The D.C. Circuit opinion hammered home this point, explaining how Trump’s impeachment argument defeats his absolute immunity claim. The court noted, “Former President Trump also implicitly concedes that there is no absolute bar to prosecuting assertedly ‘official’ actions” — and went on to decisively rule that the civil absolute immunity standard does not apply to former presidents in the criminal context. The ruling thus leaves no controversy for the Supreme Court to resolve. For that reason alone, it should rebuff the case. 

Moreover, the D.C. Circuit’s opinion even addressed the potentially thorny question of appellate jurisdiction. The court clarified the arguably murky state of the law in this area. This was a wise choice, and will present the Supreme Court with a straightforward legal issue to analyze.

The Supreme Court has repeatedly declined to hear Trump and his allies’ assaults on democracy and the rule of law.
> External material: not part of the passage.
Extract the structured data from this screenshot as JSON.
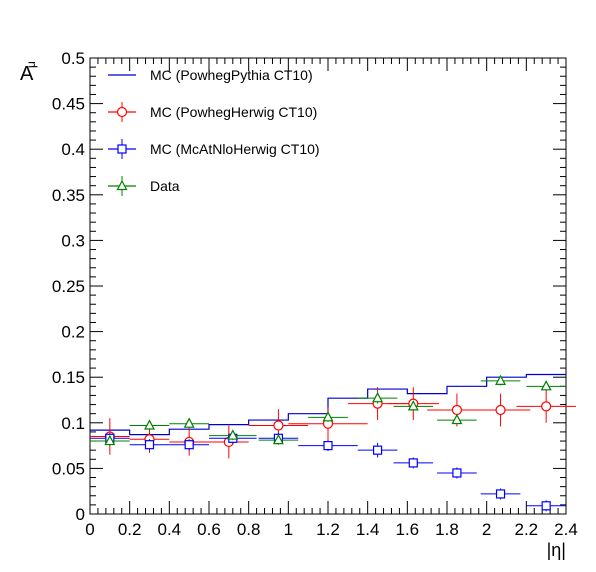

The justices spurned the legal challenges trying to overturn the 2020 election results, including Texas’ lawsuit challenging the Pennsylvania vote, among others. The court chose not to review the D.C. Circuit’s decision in Trump v. Thompson, which denied Trump’s attempt to prevent the Jan. 6 committee from accessing his documents. And most recently, the justices refused to review the 11th Circuit’s ruling overturning the district court’s baseless special master order in the Justice Department’s classified documents prosecution.

In each of these cases, the court found that the answer to the legal challenge Trump presented was so obvious, it did not need to intervene. The same is true in this case. 

Beyond the lack of legal justification for granting review, denying review would be strategically wise: it would allow the justices to dodge another political landmine. The court, battered by controversial decisions and ethics scandals, is already in the middle of a politically explosive term, facing issues ranging from Trump’s eligibility under the 14th Amendment to the scope of the administrative state. Regardless of how the court comes down in those cases, blowback is almost inevitable.. There is no reason for the court to further risk its precarious standing in the eyes of the public. 

Even if the court agrees to hear Trump’s appeal, it should do so on an expedited basis — and only to reject Trump’s immunity claim once and for all. The court has already granted a quick pace in the Colorado 14th Amendment case; and perhaps the most similar case to this one, U.S. v. Nixon, took two months to resolve (from when the court granted review to when it released its decision). As we have written before, even if the Supreme Court decides to hear the appeal on an expedited basis, the trial can begin at some point over the summer (assuming the court rejects immunity). And if the Supreme Court rejects the appeal altogether, that could come as early as June.

At its core, the presidential immunity Trump seeks would endow the president with autocratic powers inimical to the Constitution and this country’s founding principles. The D.C. Circuit correctly upheld Chutkan’s ruling. Now, the Supreme Court should reply to Trump’s audaciously unconstitutional theory with two words: cert denied.